Libertà d’impresa e costituzione

Cosa dice il breve testo dell’articolo 41 della Costituzione italiana che in questi giorni sta animando il dibattito tra politici, imprenditori e operai.
fiat pomigliano

Ecco il testo: «L’iniziativa economica privata è libera. Non può svolgersi in contrasto con l’utilità sociale o in modo da recare danno alla sicurezza, alla libertà, alla dignità umana. La legge determina i programmi e i controlli opportuni perché l’attività economica pubblica e privata possa essere indirizzata e coordinata a fini sociali».

 

L’iniziativa del ministro Tremonti di cambiare l’articolo, perché considerato un ostacolo insormontabile alla libertà delle imprese, può contare su un vasto schieramento parlamentare oltre che del consenso di Confindustria e di settori decisivi del mondo produttivo e delle istituzioni.

 

Nella redazione dei diritti economici della carta costituzionale è stato decisivo il contributo di quei cattolici che già nel 1942 si riunirono a Camaldoli per gettare le fondamenta di un ordinamento radicalmente diverso dal regime fascista («tutto nello Stato») ma capace di andare oltre le tradizionali costituzioni liberali legate ad un’idea astratta di libertà individuale. Si prevedeva la partecipazione degli operai alla gestione delle imprese così come la diffusione delle imprese cooperative per rispondere al conflitto tra capitale e lavoro.

 

La previsione di imprese pubbliche o semipubbliche era considerato necessario per effettuare investimenti in aree geografiche e settori produttivi che l’iniziativa privata non considera sufficientemente remunerativi. Così nella relazione centrale della settimana sociale dei cattolici italiani che nel 1945, che aveva come tema Costituzione e Costituente, era chiaro il concetto che «la democrazia politica esige, per essere vera la democrazia economica».

 

La Costituzione italiana è perciò improntata ad un modello di «economia sociale di mercato» che attribuisce allo Stato «finalità» e «strumenti» atipici rispetto alle tradizionali costituzioni liberali e socialiste, ma compatibili con un’economia di mercato.
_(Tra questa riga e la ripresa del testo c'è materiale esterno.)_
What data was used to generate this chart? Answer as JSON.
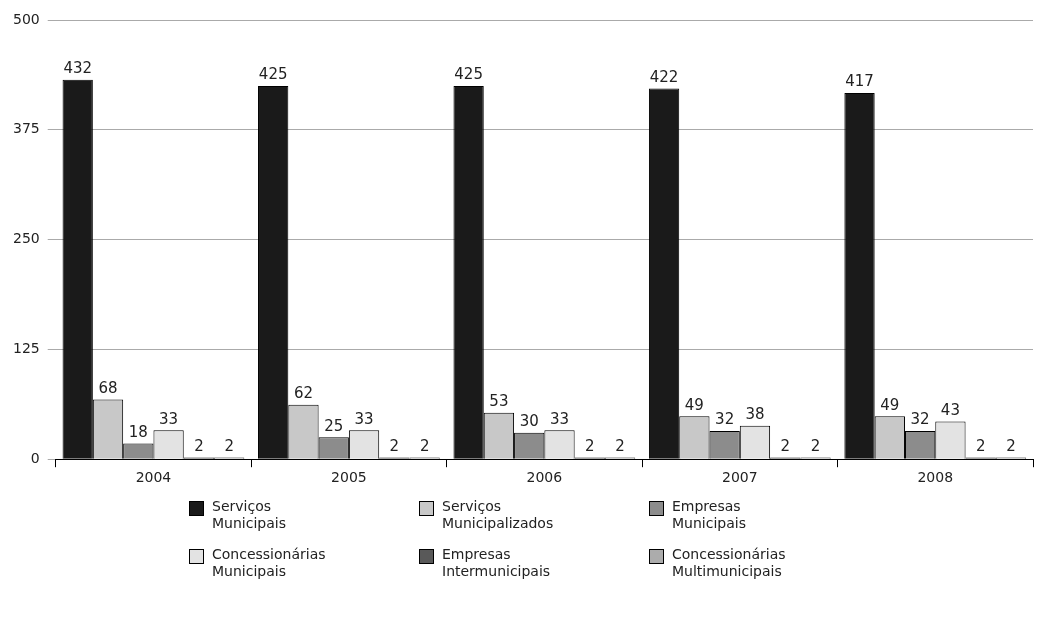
{
  "chart_data": {
    "type": "bar",
    "categories": [
      "2004",
      "2005",
      "2006",
      "2007",
      "2008"
    ],
    "series": [
      {
        "name": "Serviços Municipais",
        "color": "#1a1a1a",
        "values": [
          432,
          425,
          425,
          422,
          417
        ]
      },
      {
        "name": "Serviços Municipalizados",
        "color": "#c8c8c8",
        "values": [
          68,
          62,
          53,
          49,
          49
        ]
      },
      {
        "name": "Empresas Municipais",
        "color": "#8c8c8c",
        "values": [
          18,
          25,
          30,
          32,
          32
        ]
      },
      {
        "name": "Concessionárias Municipais",
        "color": "#e3e3e3",
        "values": [
          33,
          33,
          33,
          38,
          43
        ]
      },
      {
        "name": "Empresas Intermunicipais",
        "color": "#595959",
        "values": [
          2,
          2,
          2,
          2,
          2
        ]
      },
      {
        "name": "Concessionárias Multimunicipais",
        "color": "#acacac",
        "values": [
          2,
          2,
          2,
          2,
          2
        ]
      }
    ],
    "ylim": [
      0,
      500
    ],
    "yticks": [
      0,
      125,
      250,
      375,
      500
    ],
    "grid": "y",
    "legend": "bottom",
    "data_labels": true
  }
}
È un sistema riconoscibile, in maniera particolare, nella costituzione tedesca con il riconoscimento di alcuni diritti sociali della definizione di una impresa intesa come comunità di interessi.

 

Diverso è il modello liberista della cosiddetta “era Thatcher”, sintetizzata in affermazioni del genere: «Quando tutti gli obiettivi di un governo includono il raggiungimento dell’uguaglianza, che non sia l’uguaglianza di fronte alla legge, questo governo rappresenta una minaccia per la libertà». La questione dell’articolo 41 rimanda perciò al modello di società di riferimento. Così quando si citano le statistiche che vedrebbero l’indice della libertà economica in Italia inferiore a quello del Vietnam, occorre tener presente la fonte di questi dati: la fondazione Heritage, il pensatoio più prestigioso ed influente del conservatorismo capitalistico statunitense. Fondata nel 1973 a Washington, il celebre think tank ha, per statuto il compito di «elaborare e promuovere strategie politiche basate sui principi del libero mercato, della limitazione dell’interventismo statale, delle libertà individuali, dei valori tradizionali americani e della difesa nazionale».